System of Equations - Question Help (Uni level)

Hi there would really appreciate any help on this question. I have no idea how to do it...i have a feeling you need to reduce the equations using gaussian method or guass jordan (not quite sure what the difference is between the two) but any suggestions would be so helpful!! Panicking because my exam is so soon.

Question

Consider the following set of linear equations:

- x + y + 2z = 2

x + 0y + az = -1

ax + 3y + 10z = 7

Find for which value of the parameter "a" will the system have:

1) exactly one solution
2) many solutions
3) no solutions

B) Find the solution space for the case where there are many solutions.

Thanks so much! any help would be really appreciated :smile:

Reply 1

DFranklin

Despite what you've said about "uni level", in practice it's hard to do better here than to solve this by "A-level" methods.

That is, try to solve the simultaneous equations, there will be times when you want to divide; when you do so, you need to think about whether what you are dividing by could be 0, and if so, whether this leads to no solutions (because you end up with something like 0x = 1), or infinite solutions (because you end up with something like 0x = 0).

Reply 2

FireGarden

If you rewrite your equations as a single matrix equation, take the coefficient matrix and find the values of a that make the matrix non-singular. These values of a are the ones that give only one solution.

Likewise, values of a that make the coefficient matrix 0 mean the system has either no or infinitely many solutions.. but I'm not sure how to tell them apart.

Reply 3

div curl F = 0

Original post by FireGarden

Likewise, values of a that make the coefficient matrix 0 mean the system has either no or infinitely many solutions.. but I'm not sure how to tell them apart.

Under these circumstances you have to calculate the "values" of x, y and z. For instance, if you put your value of "a" into the system of equations, you'll only end up with two distinct equations at most (the degeneracy in the equations is the reason why the determinant is zero). An example of these equations would be

x + z = 3, \;\; y - z = 2.

Here we can choose any value we please for z, say:

z = k \in \mathbb{R}

. This then fixes the allowed values of x and y, i.e.

x = 3 - k , \;\; y = 2 + k

, and leads to infinitely many valid solutions.

Reply 4

DFranklin

Original post by FireGarden

For those cases, you essentially need to do what I suggested (or at least, that is how I was taught).

In other words if you only need to tell whether or not there's a unique solution, by all means use matrix or determinant methods.

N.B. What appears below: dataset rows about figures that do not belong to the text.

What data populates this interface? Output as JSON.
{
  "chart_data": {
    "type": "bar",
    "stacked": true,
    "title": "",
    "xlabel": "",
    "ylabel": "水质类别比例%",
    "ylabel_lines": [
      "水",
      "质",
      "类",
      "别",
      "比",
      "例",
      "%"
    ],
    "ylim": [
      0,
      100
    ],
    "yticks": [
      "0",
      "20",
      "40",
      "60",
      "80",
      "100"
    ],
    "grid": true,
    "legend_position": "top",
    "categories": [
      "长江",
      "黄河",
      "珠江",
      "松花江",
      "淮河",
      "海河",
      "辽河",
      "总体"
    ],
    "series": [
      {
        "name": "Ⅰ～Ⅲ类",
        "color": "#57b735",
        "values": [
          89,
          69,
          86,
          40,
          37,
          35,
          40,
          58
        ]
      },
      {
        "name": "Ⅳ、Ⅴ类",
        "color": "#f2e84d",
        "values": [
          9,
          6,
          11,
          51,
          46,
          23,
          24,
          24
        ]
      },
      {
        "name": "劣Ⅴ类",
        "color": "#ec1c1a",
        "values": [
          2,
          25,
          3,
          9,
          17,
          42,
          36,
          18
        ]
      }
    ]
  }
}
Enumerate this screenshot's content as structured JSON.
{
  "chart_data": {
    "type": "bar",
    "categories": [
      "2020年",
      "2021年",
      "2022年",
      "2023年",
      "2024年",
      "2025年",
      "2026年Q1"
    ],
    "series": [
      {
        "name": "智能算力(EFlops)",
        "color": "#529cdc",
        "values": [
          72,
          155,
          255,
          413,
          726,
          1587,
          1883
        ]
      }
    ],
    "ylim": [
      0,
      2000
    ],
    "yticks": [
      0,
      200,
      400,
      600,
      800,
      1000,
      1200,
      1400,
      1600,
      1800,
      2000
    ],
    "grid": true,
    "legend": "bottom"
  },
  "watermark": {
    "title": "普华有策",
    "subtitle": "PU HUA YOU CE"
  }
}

But if (in the singular case) you need to tell whether there are 0 or infinite solutions, you're going to end up solving the equations by hand (for that case) anyhow, so you might as well just do that in the first place.

Reply 5

guy_231

thanks guys! yeah it definitely has to be turned into a matrix and then reduced. ill give it a go!

Reply 6

DFranklin

Original post by guy_231

thanks guys! yeah it definitely has to be turned into a matrix and then reduced. ill give it a go!

I do love it when people ignore every word I say because it doesn't tally with what they want to hear.

FWIW, the method I suggest is the one recommended to me by the Cambridge Tripos Chief Examiner, back in the day.